A Novel Typology of Mutually Intelligible Words: The Case of Slavic Languages

Proceedings of the First Workshop on Dialects in NLP — A Resource Perspective

Abstract

In this paper, we demonstrate that using the notion of cognate in the task of evaluating mutual intelligibility (MI) in closely related languages can be confusing. We suggest a new term – percipiants – which handles MI of words irrespective of whether they have a common origin. We propose four classes of percipiants,which are differentiated by the degree and type of the closeness of meanings within the word pair. Furthermore, we claim that MI of individual words across a set of languages may be established computationally via normalized Levenshtein Distance (LD). We verify our hypotheses by analyzing data from a psycholinguistic experiment where the respondents were to predict words missing in a text in their native language.
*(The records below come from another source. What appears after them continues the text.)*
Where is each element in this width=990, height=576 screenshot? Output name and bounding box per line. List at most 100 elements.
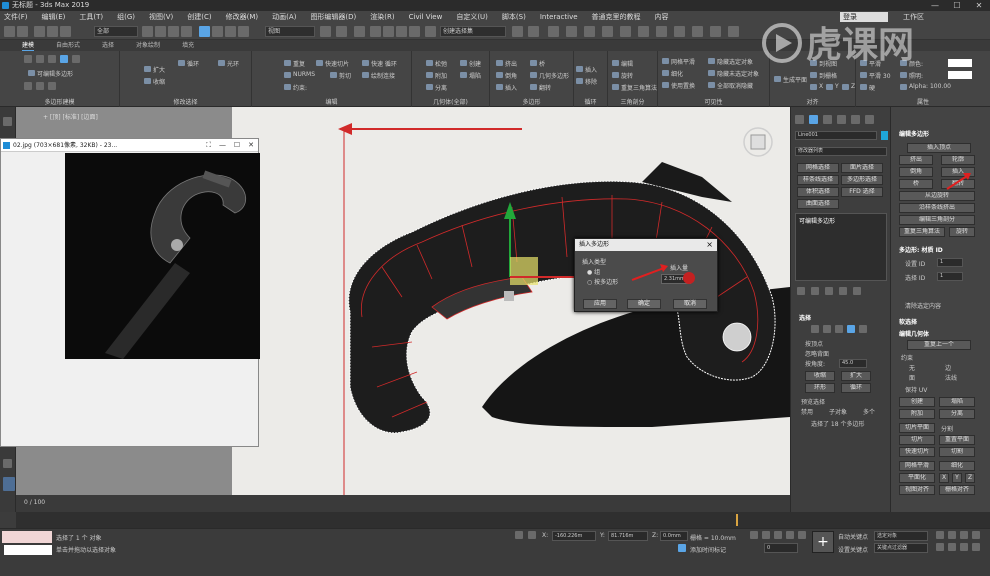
- selection-filter-dropdown[interactable]: 全部: [94, 26, 138, 37]
- object-name-field[interactable]: Line001: [795, 131, 877, 140]
- poly-select-button[interactable]: 多边形选择: [841, 175, 883, 185]
- edge-mode-icon[interactable]: [36, 55, 44, 63]
- placement-icon[interactable]: [238, 26, 249, 37]
- constraint-edge-radio[interactable]: 边: [945, 363, 951, 372]
- repeat-button[interactable]: 重复: [284, 59, 305, 68]
- time-slider[interactable]: 0 / 100: [16, 495, 790, 512]
- split-checkbox[interactable]: 分割: [941, 424, 953, 433]
- clear-selection-checkbox[interactable]: 清除选定内容: [905, 301, 941, 310]
- pivot-icon[interactable]: [320, 26, 331, 37]
- lock-icon[interactable]: [528, 531, 536, 539]
- tab-selection[interactable]: 选择: [102, 40, 114, 51]
- display-panel-icon[interactable]: [851, 115, 860, 124]
- radio-group[interactable]: ● 组: [587, 267, 600, 276]
- stack-down-icon[interactable]: [48, 82, 56, 90]
- bevel-button[interactable]: 倒角: [899, 167, 933, 177]
- material-editor-icon[interactable]: [638, 26, 649, 37]
- menu-views[interactable]: 视图(V): [149, 12, 173, 22]
- image-viewer-titlebar[interactable]: 02.jpg (703×681像素, 32KB) - 23... ⛶ — ☐ ✕: [1, 139, 258, 152]
- paint-connect-button[interactable]: 绘制连接: [362, 71, 395, 80]
- flip-button[interactable]: 翻转: [530, 83, 551, 92]
- quickslice-button[interactable]: 快速切片: [899, 447, 935, 457]
- fit-icon[interactable]: ⛶: [206, 141, 211, 149]
- patch-select-button[interactable]: 面片选择: [841, 163, 883, 173]
- polygon-mode-icon[interactable]: [60, 55, 68, 63]
- redo-icon[interactable]: [17, 26, 28, 37]
- make-planar-button[interactable]: 平面化: [899, 473, 935, 483]
- motion-panel-icon[interactable]: [837, 115, 846, 124]
- menu-tutorial[interactable]: 普通克里的教程: [592, 12, 641, 22]
- preserve-uv-checkbox[interactable]: 保持 UV: [905, 385, 927, 394]
- menu-graph-editors[interactable]: 图形编辑器(D): [310, 12, 356, 22]
- edit-geometry-header[interactable]: 编辑几何体: [899, 329, 929, 338]
- menu-scripting[interactable]: 脚本(S): [502, 12, 526, 22]
- align-x-button[interactable]: X: [810, 83, 823, 90]
- shrink-button[interactable]: 收缩: [144, 77, 165, 86]
- menu-animation[interactable]: 动画(A): [272, 12, 296, 22]
- material-ids-header[interactable]: 多边形: 材质 ID: [899, 245, 943, 254]
- sel-vertex-icon[interactable]: [811, 325, 819, 333]
- restore-icon[interactable]: ☐: [234, 141, 240, 149]
- mirror-icon[interactable]: [512, 26, 523, 37]
- turn-button[interactable]: 旋转: [949, 227, 975, 237]
- snap-3d-icon[interactable]: [370, 26, 381, 37]
- align-y-button[interactable]: Y: [826, 83, 839, 90]
- image-viewer-window[interactable]: 02.jpg (703×681像素, 32KB) - 23... ⛶ — ☐ ✕: [0, 138, 260, 447]
- close-button[interactable]: ✕: [968, 0, 990, 11]
- zoom-extents-icon[interactable]: [960, 531, 968, 539]
- alpha-field[interactable]: Alpha: 100.00: [900, 83, 951, 90]
- spline-select-button[interactable]: 样条线选择: [797, 175, 839, 185]
- make-unique-icon[interactable]: [825, 287, 833, 295]
- edit-triangulation-button[interactable]: 编辑三角剖分: [899, 215, 975, 225]
- show-end-result-icon[interactable]: [811, 287, 819, 295]
- keyboard-shortcut-icon[interactable]: [354, 26, 365, 37]
- viewcube-icon[interactable]: [740, 124, 776, 160]
- ribbon-icon[interactable]: [584, 26, 595, 37]
- constraint-face-radio[interactable]: 面: [909, 373, 915, 382]
- render-setup-icon[interactable]: [656, 26, 667, 37]
- preview-subobject-radio[interactable]: 子对象: [829, 407, 847, 416]
- zoom-all-icon[interactable]: [948, 531, 956, 539]
- maxscript-listener[interactable]: [2, 531, 52, 543]
- insert-vertex-button[interactable]: 插入顶点: [907, 143, 971, 153]
- nurms-button[interactable]: NURMS: [284, 71, 315, 78]
- reference-coord-dropdown[interactable]: 视图: [265, 26, 315, 37]
- menu-modifiers[interactable]: 修改器(M): [226, 12, 259, 22]
- select-manipulate-icon[interactable]: [336, 26, 347, 37]
- by-angle-checkbox[interactable]: 按角度:: [805, 359, 825, 368]
- radio-by-polygon[interactable]: ○ 按多边形: [587, 277, 618, 286]
- planar-x-button[interactable]: X: [939, 473, 949, 483]
- curve-editor-icon[interactable]: [602, 26, 613, 37]
- make-planar-button[interactable]: 生成平面: [774, 75, 807, 84]
- loop-button[interactable]: 循环: [178, 59, 199, 68]
- border-mode-icon[interactable]: [48, 55, 56, 63]
- selection-rollout-header[interactable]: 选择: [799, 313, 811, 322]
- current-frame-field[interactable]: 0: [764, 543, 798, 553]
- constraint-normal-radio[interactable]: 法线: [945, 373, 957, 382]
- z-coordinate-field[interactable]: 0.0mm: [660, 531, 688, 541]
- menu-civil-view[interactable]: Civil View: [409, 13, 443, 21]
- menu-tools[interactable]: 工具(T): [79, 12, 103, 22]
- attach-button[interactable]: 附加: [426, 71, 447, 80]
- angle-snap-icon[interactable]: [383, 26, 394, 37]
- collapse-button[interactable]: 塌陷: [460, 71, 481, 80]
- turn-button[interactable]: 旋转: [612, 71, 633, 80]
- mode-label[interactable]: 可编辑多边形: [28, 69, 73, 78]
- tab-object-paint[interactable]: 对象绘制: [136, 40, 160, 51]
- minimize-button[interactable]: —: [924, 0, 946, 11]
- script-input[interactable]: [4, 545, 52, 555]
- zoom-icon[interactable]: [936, 531, 944, 539]
- grid-align-button[interactable]: 栅格对齐: [939, 485, 975, 495]
- modify-panel-icon[interactable]: [809, 115, 818, 124]
- cut-button[interactable]: 剪切: [330, 71, 351, 80]
- utilities-panel-icon[interactable]: [865, 115, 874, 124]
- go-to-end-icon[interactable]: [798, 531, 806, 539]
- fov-icon[interactable]: [936, 543, 944, 551]
- next-frame-icon[interactable]: [786, 531, 794, 539]
- element-mode-icon[interactable]: [72, 55, 80, 63]
- grow-button[interactable]: 扩大: [841, 371, 871, 381]
- collapse-button[interactable]: 塌陷: [939, 397, 975, 407]
- edit-named-sel-icon[interactable]: [425, 26, 436, 37]
- render-icon[interactable]: [692, 26, 703, 37]
- relax-button[interactable]: 松弛: [426, 59, 447, 68]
In the experimental condition, the respondents had access to the text in their native language and in a language from the same language group (Slavic); in the control group, the respondents were performing the same test in the presence of their native language only. The analysis demonstrates that (a) psycholinguistically, MI may be defined as the difference between the average correctness of answers in the experimental and the control groups; (b) normalized LD may serve as an adequate predictor of the experimentally measured MI; (c) this MI corroborates the four classes of percipiants; (d) contextual factors weaken the predictive force of LD, requiring further investigation.